Author: Chad Hyatt
Psalm 80:1-7, 17-19
Reflection: v. 3, ‘let your face shine, that we may be saved’
How do you see the face of God? I see it everyday. I see the face of God in the multitude of faces that greet me each morning in our little community—a patch-work quilt of beautiful belovedness. Sometimes it may be weathered and weary, looking for hope like a last scrap of bread. But it’s the face of God, all the same. It may have eyes wrinkled in mischief, laughing at a good joke or another crazy story of survival on the streets. But it’s the face of God, all the same. It may have a brow furrowed in concentration, trying to puzzle out a piece of Scripture in a particularly hard Bible study.
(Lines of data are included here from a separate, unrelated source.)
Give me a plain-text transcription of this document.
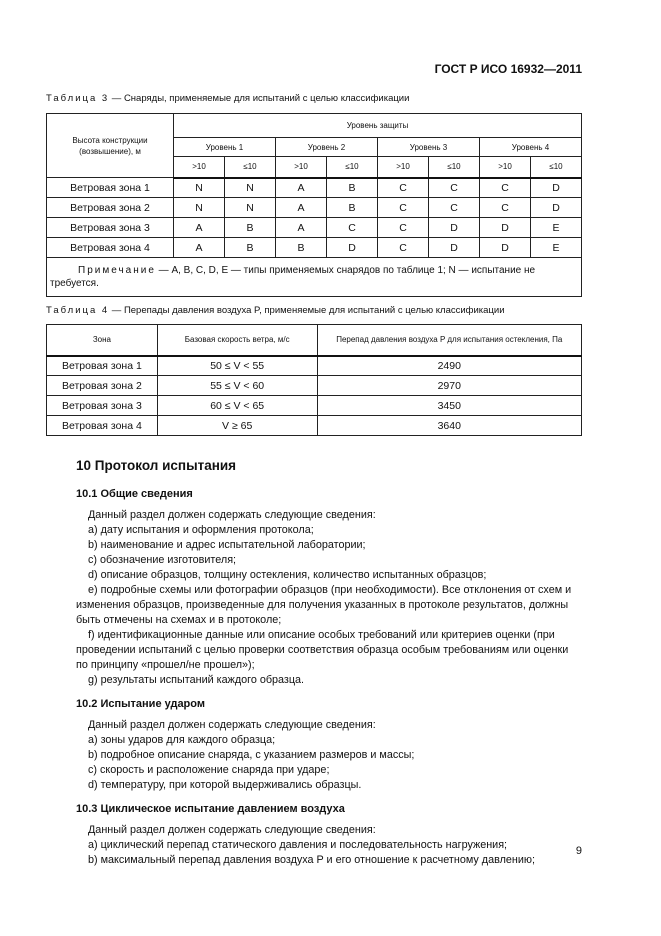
ГОСТ Р ИСО 16932—2011
Таблица 3 — Снаряды, применяемые для испытаний с целью классификации
Высота конструкции (возвышение), м	Уровень защиты							
	Уровень 1		Уровень 2		Уровень 3		Уровень 4	
	>10	≤10	>10	≤10	>10	≤10	>10	≤10
Ветровая зона 1	N	N	A	B	C	C	C	D
Ветровая зона 2	N	N	A	B	C	C	C	D
Ветровая зона 3	A	B	A	C	C	D	D	E
Ветровая зона 4	A	B	B	D	C	D	D	E
Примечание — A, B, C, D, E — типы применяемых снарядов по таблице 1; N — испытание не требуется.								
Таблица 4 — Перепады давления воздуха P, применяемые для испытаний с целью классификации
Зона	Базовая скорость ветра, м/с	Перепад давления воздуха P для испытания остекления, Па
Ветровая зона 1	50 ≤ V < 55	2490
Ветровая зона 2	55 ≤ V < 60	2970
Ветровая зона 3	60 ≤ V < 65	3450
Ветровая зона 4	V ≥ 65	3640
10 Протокол испытания
10.1 Общие сведения

Данный раздел должен содержать следующие сведения:

a) дату испытания и оформления протокола;

b) наименование и адрес испытательной лаборатории;

c) обозначение изготовителя;

d) описание образцов, толщину остекления, количество испытанных образцов;

e) подробные схемы или фотографии образцов (при необходимости). Все отклонения от схем и изменения образцов, произведенные для получения указанных в протоколе результатов, должны быть отмечены на схемах и в протоколе;

f) идентификационные данные или описание особых требований или критериев оценки (при проведении испытаний с целью проверки соответствия образца особым требованиям или оценки по принципу «прошел/не прошел»);

g) результаты испытаний каждого образца.

10.2 Испытание ударом

Данный раздел должен содержать следующие сведения:

a) зоны ударов для каждого образца;

b) подробное описание снаряда, с указанием размеров и массы;

c) скорость и расположение снаряда при ударе;

d) температуру, при которой выдерживались образцы.

10.3 Циклическое испытание давлением воздуха

Данный раздел должен содержать следующие сведения:

a) циклический перепад статического давления и последовательность нагружения;

b) максимальный перепад давления воздуха P и его отношение к расчетному давлению;

9
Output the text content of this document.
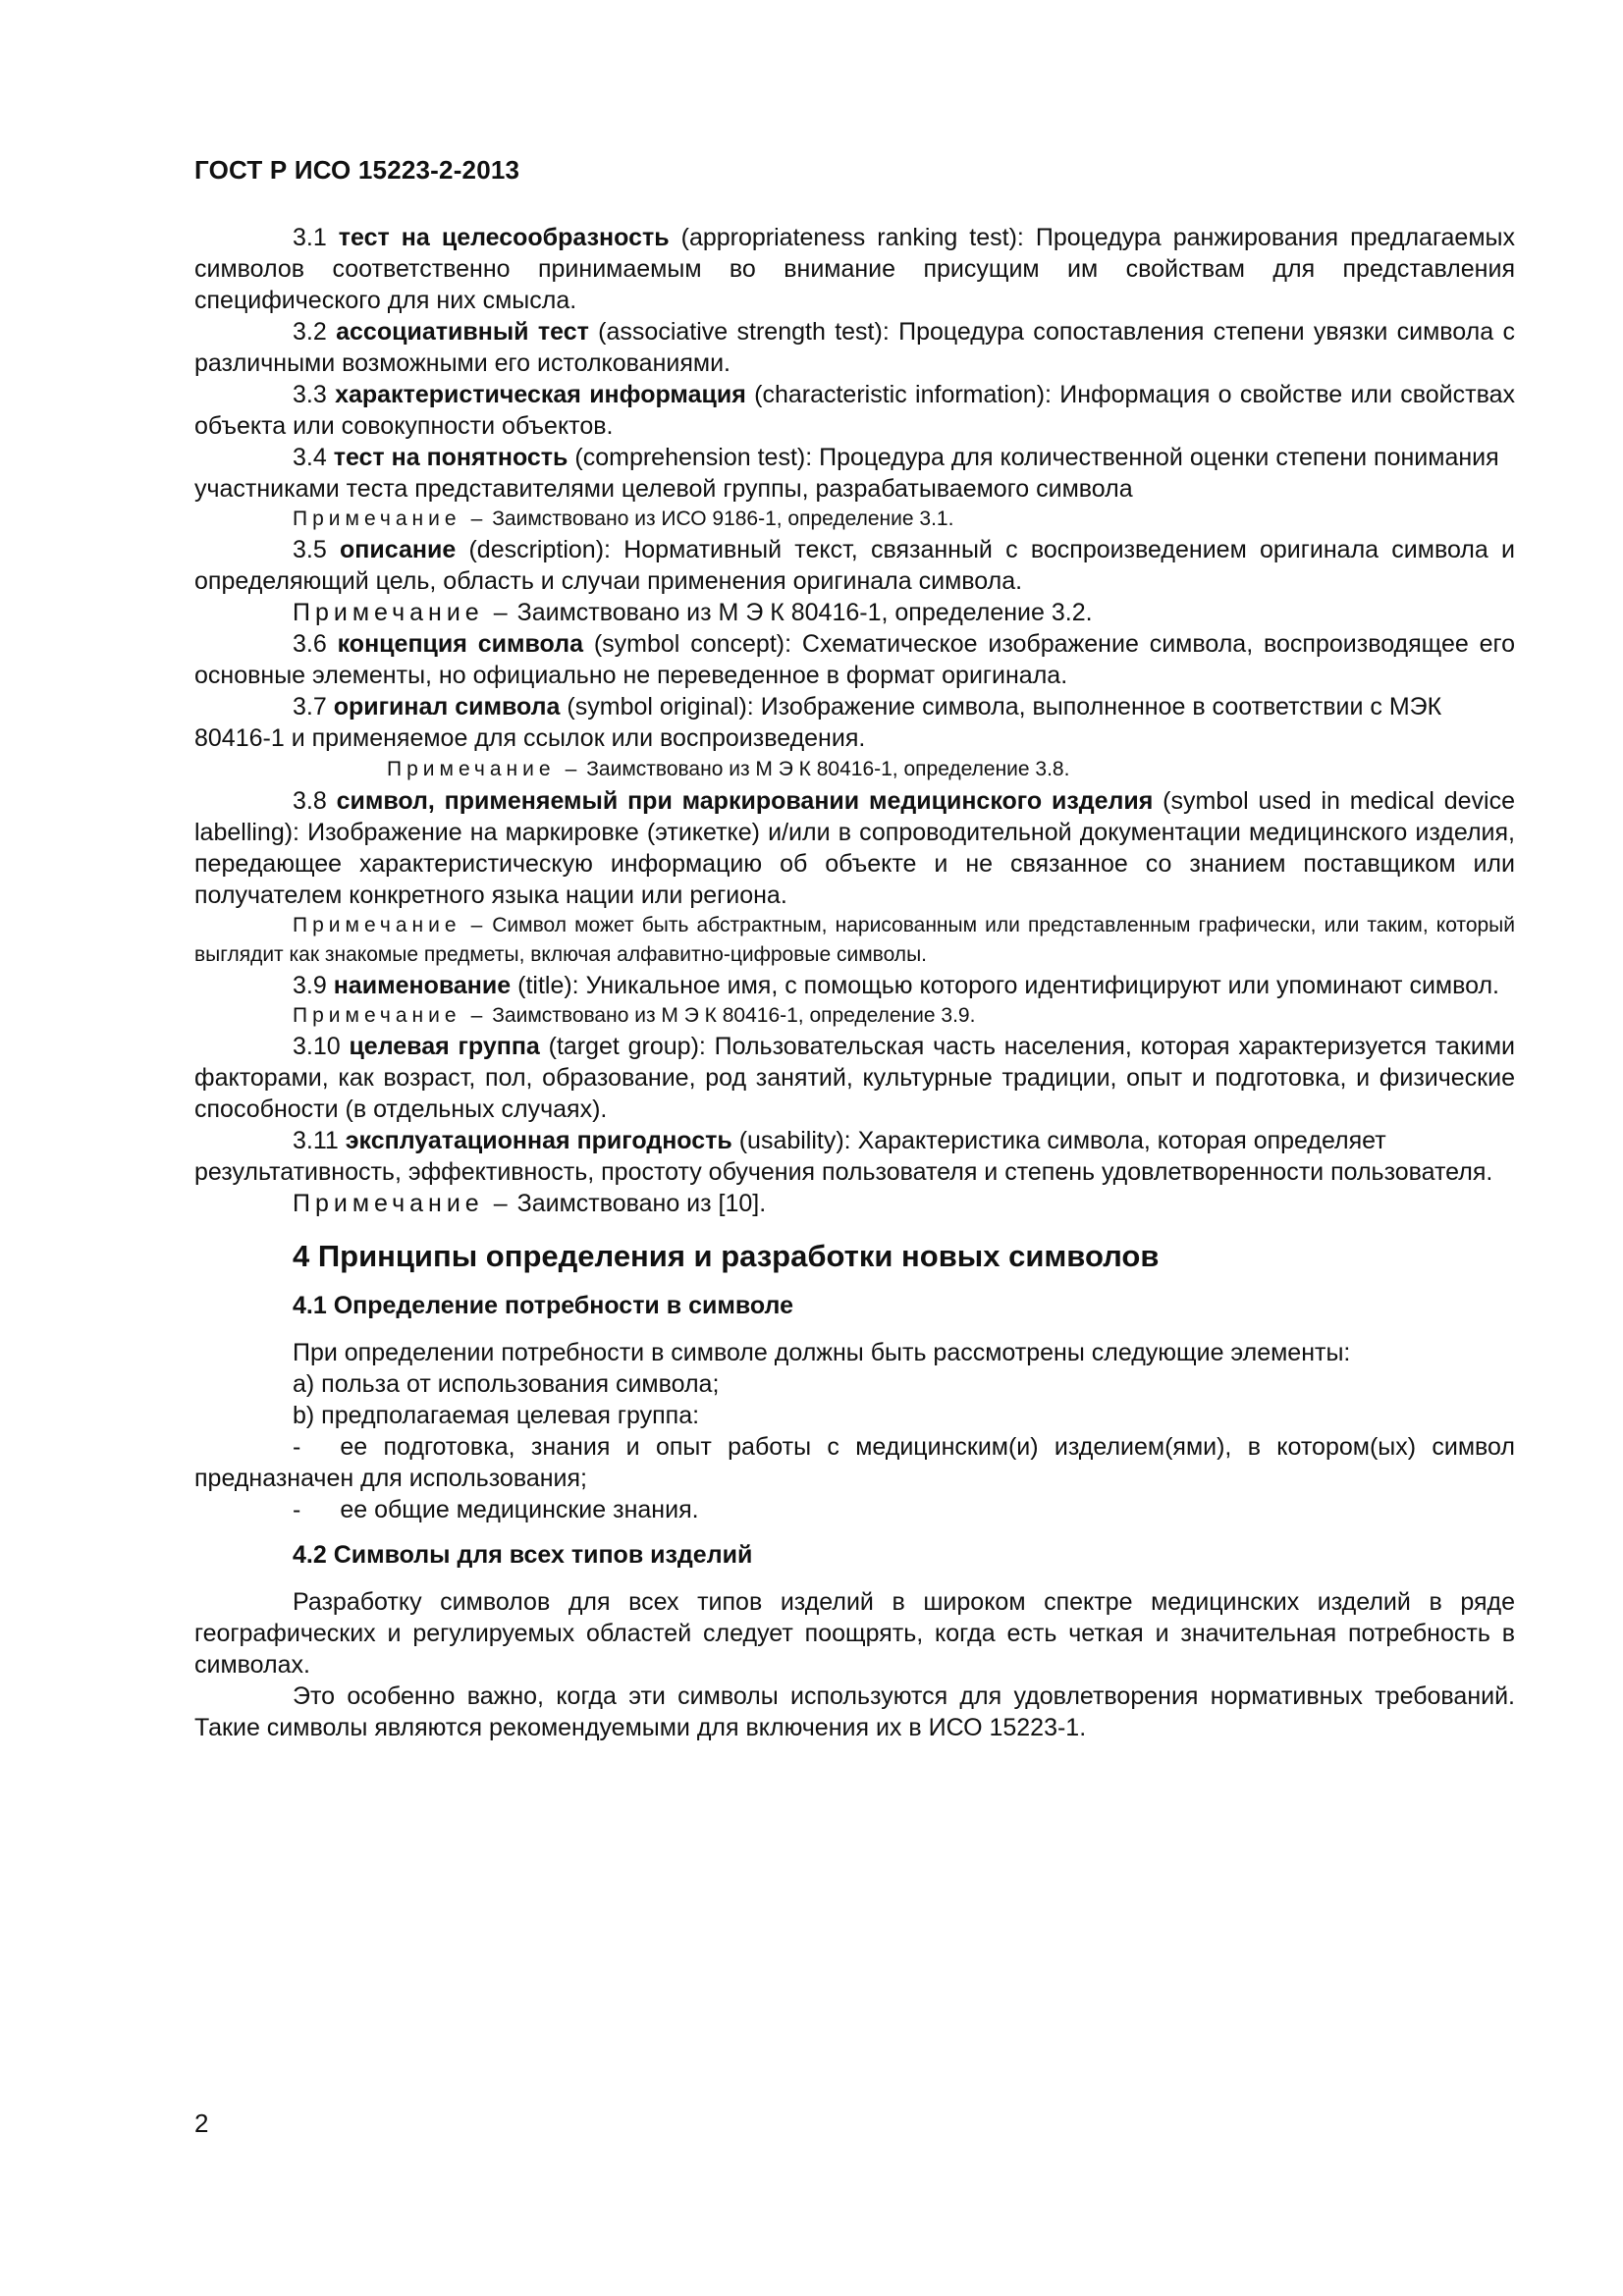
ГОСТ Р ИСО 15223-2-2013

3.1 тест на целесообразность (appropriateness ranking test): Процедура ранжирования предлагаемых символов соответственно принимаемым во внимание присущим им свойствам для представления специфического для них смысла.

3.2 ассоциативный тест (associative strength test): Процедура сопоставления степени увязки символа с различными возможными его истолкованиями.

3.3 характеристическая информация (characteristic information): Информация о свойстве или свойствах объекта или совокупности объектов.

3.4 тест на понятность (comprehension test): Процедура для количественной оценки степени понимания участниками теста представителями целевой группы, разрабатываемого символа

Примечание – Заимствовано из ИСО 9186-1, определение 3.1.

3.5 описание (description): Нормативный текст, связанный с воспроизведением оригинала символа и определяющий цель, область и случаи применения оригинала символа.

Примечание – Заимствовано из М Э К 80416-1, определение 3.2.

3.6 концепция символа (symbol concept): Схематическое изображение символа, воспроизводящее его основные элементы, но официально не переведенное в формат оригинала.

3.7 оригинал символа (symbol original): Изображение символа, выполненное в соответствии с МЭК 80416-1 и применяемое для ссылок или воспроизведения.

Примечание – Заимствовано из М Э К 80416-1, определение 3.8.

3.8 символ, применяемый при маркировании медицинского изделия (symbol used in medical device labelling): Изображение на маркировке (этикетке) и/или в сопроводительной документации медицинского изделия, передающее характеристическую информацию об объекте и не связанное со знанием поставщиком или получателем конкретного языка нации или региона.

Примечание – Символ может быть абстрактным, нарисованным или представленным графически, или таким, который выглядит как знакомые предметы, включая алфавитно-цифровые символы.

3.9 наименование (title): Уникальное имя, с помощью которого идентифицируют или упоминают символ.

Примечание – Заимствовано из М Э К 80416-1, определение 3.9.

3.10 целевая группа (target group): Пользовательская часть населения, которая характеризуется такими факторами, как возраст, пол, образование, род занятий, культурные традиции, опыт и подготовка, и физические способности (в отдельных случаях).

3.11 эксплуатационная пригодность (usability): Характеристика символа, которая определяет результативность, эффективность, простоту обучения пользователя и степень удовлетворенности пользователя.

Примечание – Заимствовано из [10].

4 Принципы определения и разработки новых символов
4.1 Определение потребности в символе

При определении потребности в символе должны быть рассмотрены следующие элементы:

a) польза от использования символа;

b) предполагаемая целевая группа:

- ее подготовка, знания и опыт работы с медицинским(и) изделием(ями), в котором(ых) символ предназначен для использования;

- ее общие медицинские знания.

4.2 Символы для всех типов изделий

Разработку символов для всех типов изделий в широком спектре медицинских изделий в ряде географических и регулируемых областей следует поощрять, когда есть четкая и значительная потребность в символах.

Это особенно важно, когда эти символы используются для удовлетворения нормативных требований. Такие символы являются рекомендуемыми для включения их в ИСО 15223-1.

2
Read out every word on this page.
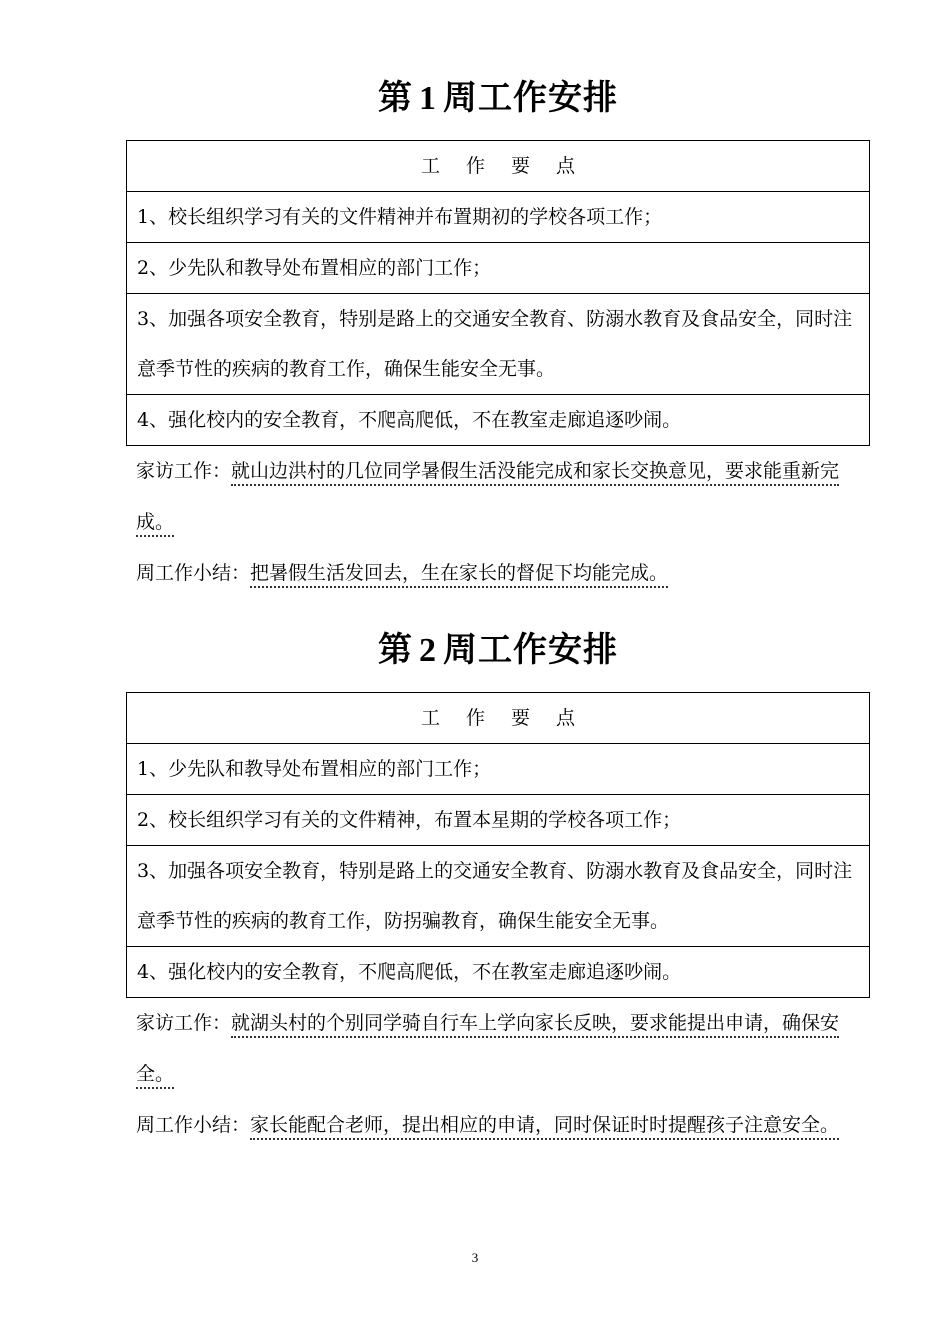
第 1 周工作安排
工作要点
1、校长组织学习有关的文件精神并布置期初的学校各项工作；
2、少先队和教导处布置相应的部门工作；
3、加强各项安全教育，特别是路上的交通安全教育、防溺水教育及食品安全，同时注意季节性的疾病的教育工作，确保生能安全无事。
4、强化校内的安全教育，不爬高爬低，不在教室走廊追逐吵闹。
家访工作：就山边洪村的几位同学暑假生活没能完成和家长交换意见，要求能重新完成。
周工作小结：把暑假生活发回去，生在家长的督促下均能完成。
第 2 周工作安排
工作要点
1、少先队和教导处布置相应的部门工作；
2、校长组织学习有关的文件精神，布置本星期的学校各项工作；
3、加强各项安全教育，特别是路上的交通安全教育、防溺水教育及食品安全，同时注意季节性的疾病的教育工作，防拐骗教育，确保生能安全无事。
4、强化校内的安全教育，不爬高爬低，不在教室走廊追逐吵闹。
家访工作：就湖头村的个别同学骑自行车上学向家长反映，要求能提出申请，确保安全。
周工作小结：家长能配合老师，提出相应的申请，同时保证时时提醒孩子注意安全。
3
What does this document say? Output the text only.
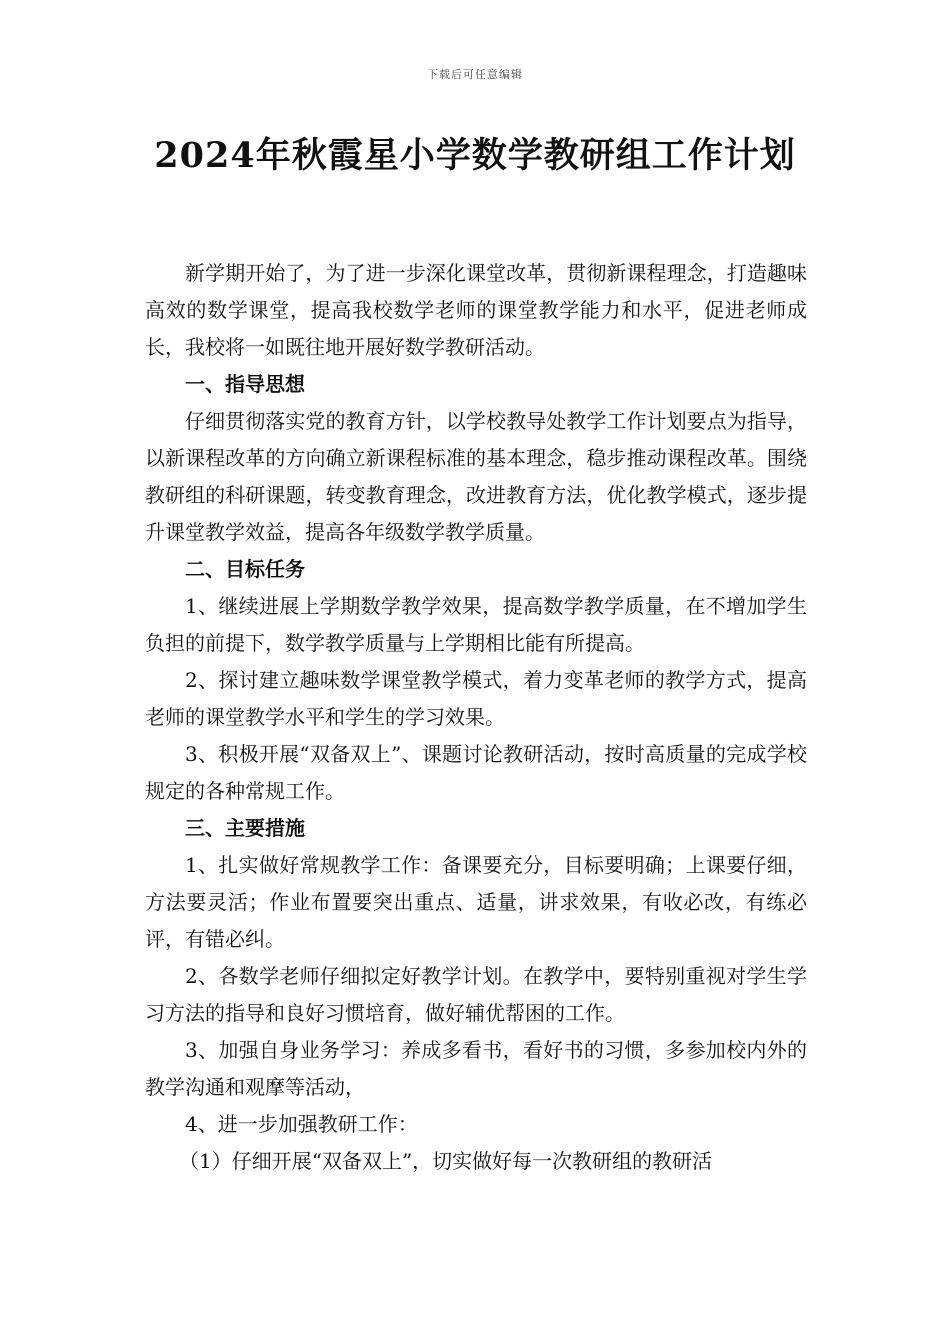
下载后可任意编辑
2024年秋霞星小学数学教研组工作计划

新学期开始了，为了进一步深化课堂改革，贯彻新课程理念，打造趣味高效的数学课堂，提高我校数学老师的课堂教学能力和水平，促进老师成长，我校将一如既往地开展好数学教研活动。

一、指导思想

仔细贯彻落实党的教育方针，以学校教导处教学工作计划要点为指导，以新课程改革的方向确立新课程标准的基本理念，稳步推动课程改革。围绕教研组的科研课题，转变教育理念，改进教育方法，优化教学模式，逐步提升课堂教学效益，提高各年级数学教学质量。

二、目标任务

1、继续进展上学期数学教学效果，提高数学教学质量，在不增加学生负担的前提下，数学教学质量与上学期相比能有所提高。

2、探讨建立趣味数学课堂教学模式，着力变革老师的教学方式，提高老师的课堂教学水平和学生的学习效果。

3、积极开展“双备双上”、课题讨论教研活动，按时高质量的完成学校规定的各种常规工作。

三、主要措施

1、扎实做好常规教学工作：备课要充分，目标要明确；上课要仔细，方法要灵活；作业布置要突出重点、适量，讲求效果，有收必改，有练必评，有错必纠。

2、各数学老师仔细拟定好教学计划。在教学中，要特别重视对学生学习方法的指导和良好习惯培育，做好辅优帮困的工作。

3、加强自身业务学习：养成多看书，看好书的习惯，多参加校内外的教学沟通和观摩等活动，

4、进一步加强教研工作：

（1）仔细开展“双备双上”，切实做好每一次教研组的教研活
But it’s the face of God, all the same. It may be with a mouth wide open in full-throated song as we gather to worship. But it’s the face of God, all the same. It is the face of God shining upon us that saves us, the psalmist says. God saves us face-to-face. And face-to-face is the only way we can truly love our neighbors, in keeping with the great commandment. It’s mighty hard to see the face of God in prayer or perhaps someday up in heaven, if we fail to see God’s face in our neighbors here and now. Salvation is never just personal. It’s social, too. But in an ironic twist, even our social salvation must also be personal—made possible by the lines we cross to make community in this world. If we hope to feast at the banquet of God, then we had better pull up a chair at a table where folks are hungry. And as we break what bread we have together, let us look one another in the eye—and see reflected there a thousand stories we had never imagined. Then and only then shall we see each other face-to-face. And we might just find that the face of God is shining radiantly upon us.
Prayer Lord, as the psalmist sang, let your face shine upon us. And save us, O Lord, face-to-face—in your company and in the company of our neighbors, especially the poorest among us.